Sternschnupperkurs
Schwestern klangen …
»Was ist das?« Mit nörgeliger Stimme zog Julia ein schlichtes, schwarzes Samtkleid aus dem Schrank. »Du hast das Etikett herausgetrennt.«
»Weil es gekratzt hat«, sagte Lucille. »Es ist von Jasper Conran.«
»Erzähle mir nichts. Du könntest dir nicht einmal einen Gürtel von Jasper Conran leisten, geschweige denn ein Kleid.«
»Maeve hat es mir gekauft, im Secondhandladen.«
»Ich habe mein ganzes Leben noch nichts Abgelegtes getragen«, stöhnte Julia.

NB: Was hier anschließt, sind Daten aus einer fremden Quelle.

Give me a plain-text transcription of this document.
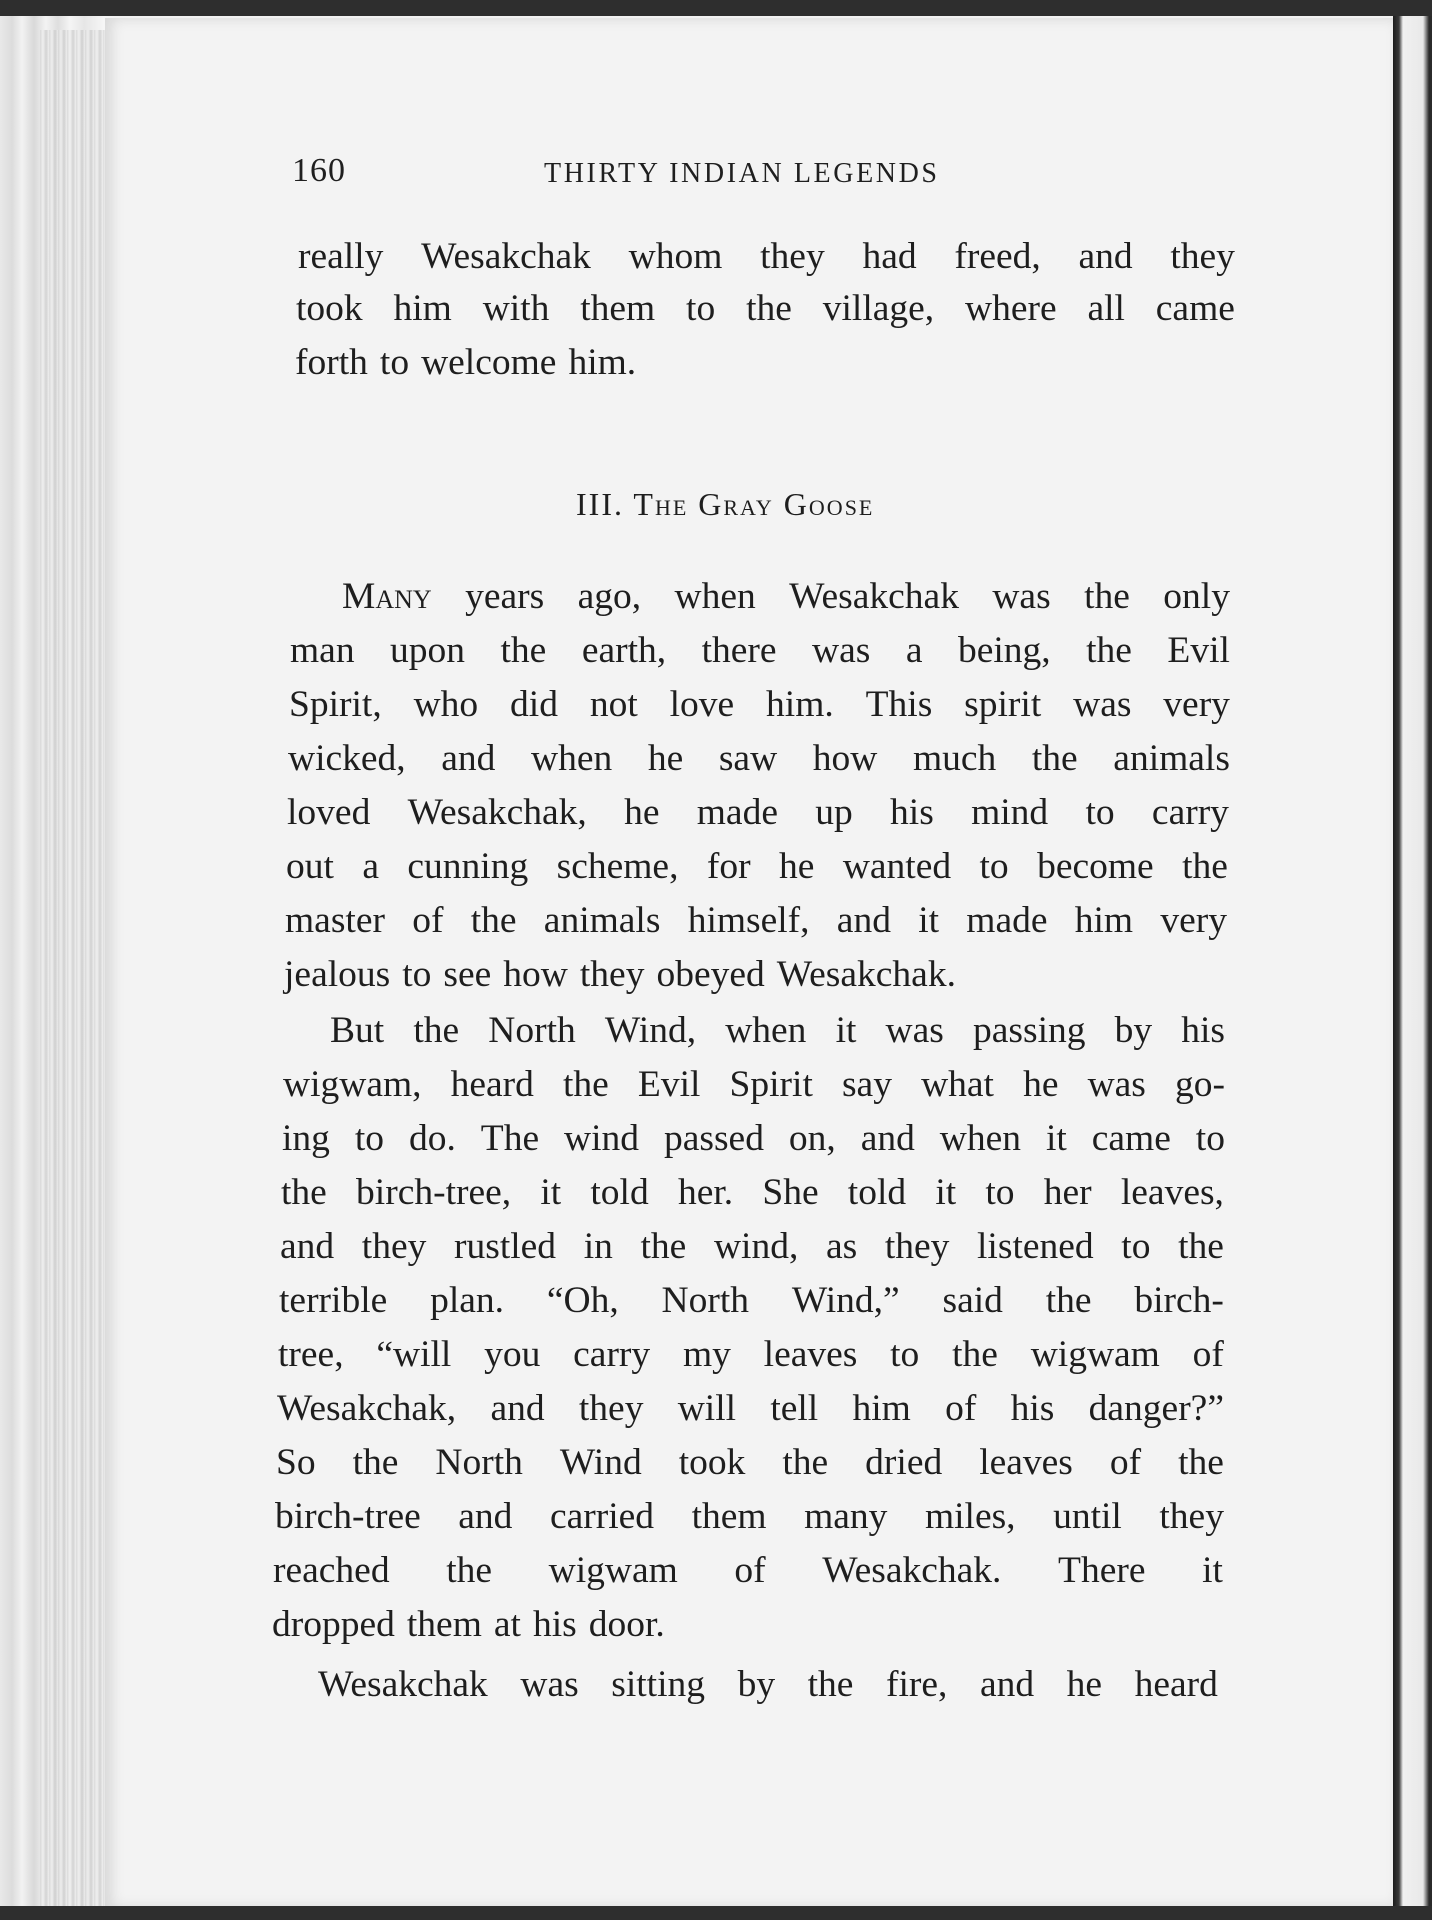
160	THIRTY INDIAN LEGENDS
III. The Gray Goose
really Wesakchak whom they had freed, and they
took him with them to the village, where all came
forth to welcome him.
Many years ago, when Wesakchak was the only
man upon the earth, there was a being, the Evil
Spirit, who did not love him. This spirit was very
wicked, and when he saw how much the animals
loved Wesakchak, he made up his mind to carry
out a cunning scheme, for he wanted to become the
master of the animals himself, and it made him very
jealous to see how they obeyed Wesakchak.
But the North Wind, when it was passing by his
wigwam, heard the Evil Spirit say what he was go-
ing to do. The wind passed on, and when it came to
the birch-tree, it told her. She told it to her leaves,
and they rustled in the wind, as they listened to the
terrible plan. “Oh, North Wind,” said the birch-
tree, “will you carry my leaves to the wigwam of
Wesakchak, and they will tell him of his danger?”
So the North Wind took the dried leaves of the
birch-tree and carried them many miles, until they
reached the wigwam of Wesakchak. There it
dropped them at his door.
Wesakchak was sitting by the fire, and he heard
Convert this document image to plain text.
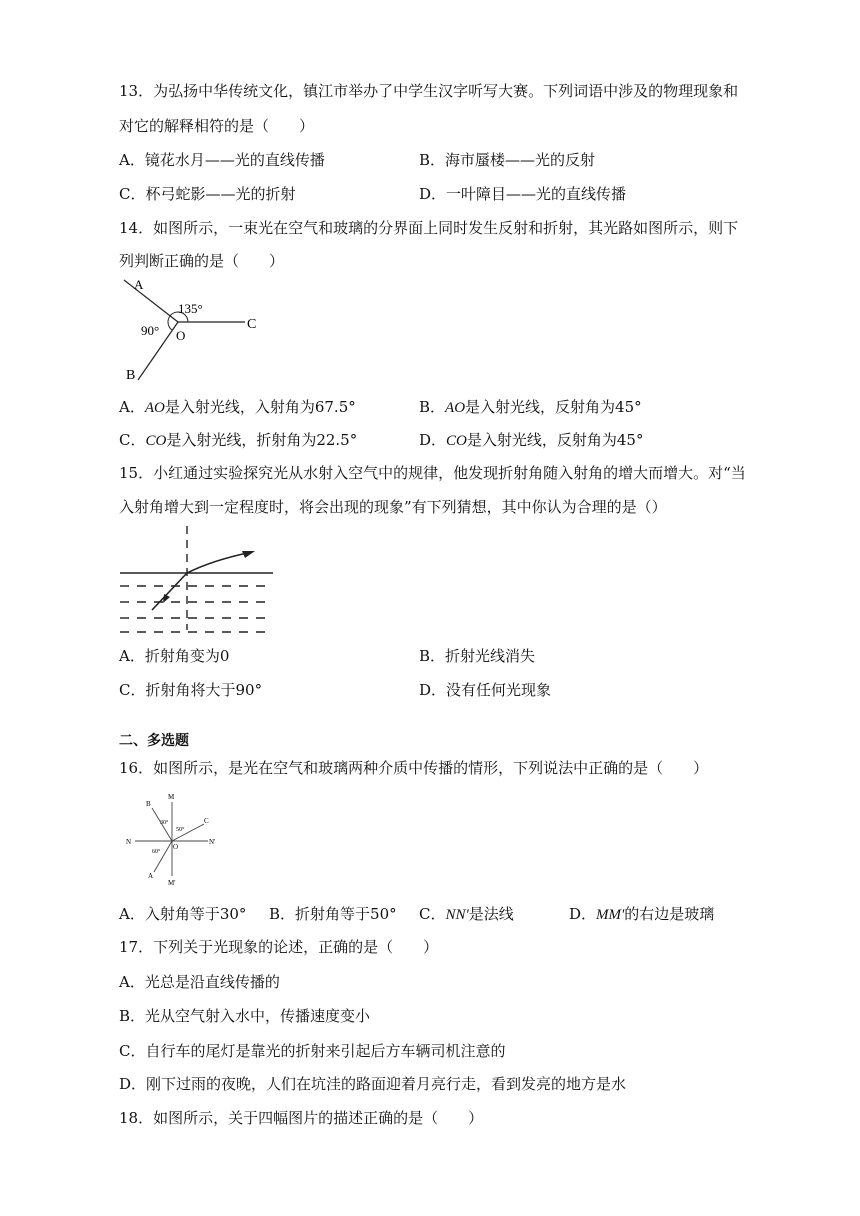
13．为弘扬中华传统文化，镇江市举办了中学生汉字听写大赛。下列词语中涉及的物理现象和
对它的解释相符的是（　　）
A．镜花水月——光的直线传播	B．海市蜃楼——光的反射
C．杯弓蛇影——光的折射	D．一叶障目——光的直线传播
14．如图所示，一束光在空气和玻璃的分界面上同时发生反射和折射，其光路如图所示，则下
列判断正确的是（　　）
A
135°
90° O
C
B
A．AO是入射光线，入射角为67.5°	B．AO是入射光线，反射角为45°
C．CO是入射光线，折射角为22.5°	D．CO是入射光线，反射角为45°
15．小红通过实验探究光从水射入空气中的规律，他发现折射角随入射角的增大而增大。对“当
入射角增大到一定程度时，将会出现的现象”有下列猜想，其中你认为合理的是（）
A．折射角变为0	B．折射光线消失
C．折射角将大于90°	D．没有任何光现象
二、多选题
16．如图所示，是光在空气和玻璃两种介质中传播的情形，下列说法中正确的是（　　）
M
B
30°
50°
C
N	N'
O
60°
A
M'
A．入射角等于30° B．折射角等于50° C．NN'是法线	D．MM'的右边是玻璃
17．下列关于光现象的论述，正确的是（　　）
A．光总是沿直线传播的
B．光从空气射入水中，传播速度变小
C．自行车的尾灯是靠光的折射来引起后方车辆司机注意的
D．刚下过雨的夜晚，人们在坑洼的路面迎着月亮行走，看到发亮的地方是水
18．如图所示，关于四幅图片的描述正确的是（　　）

»Es sieht angezogen sehr nett aus«, versicherte ihr Lucille. »Warum probierst du es nicht einfach?«
Das Kleid sah fabelhaft aus.
»Vermutlich muss ich mich damit zufriedengeben.« Julia glättete den Samt über ihren schmalen Hüften und verlautete undankbar: »Ich schaudere bei dem Gedanken, wie alt das Teil sein mag. Bestimmt schon zwei oder drei Saisons.«
Lucille winkte Julia – die immer noch fürchtete, irgendeine Frau könnte es als Jasper Conrans Herbstkollektion aus dem Jahr 2006 erkennen – hinterher und beschloss, dass sie ihr eines Tages, wenn der richtige Zeitpunkt gekommen war, die Wahrheit sagen würde.
C&A.
56. Kapitel
Suzy saß im Auto auf dem Rückweg von einer Taxierung in Abbot’s Leigh, als ihr Handy klingelte.
Beinahe wäre sie von der Straße abgekommen, als sie hörte, wer am anderen Ende der Leitung war.
»Suzy? Hallo, wie geht’s dir?« Leos Stimme verursachte ihr Gänsehaut an den Armen. Er klang, als ob er lächelte. »Hör zu, ich brauche dich. Dringend.«
Noch mehr Gänsehaut. Dieses Mal am ganzen Körper. Sie breitete sich unkontrollierbar aus.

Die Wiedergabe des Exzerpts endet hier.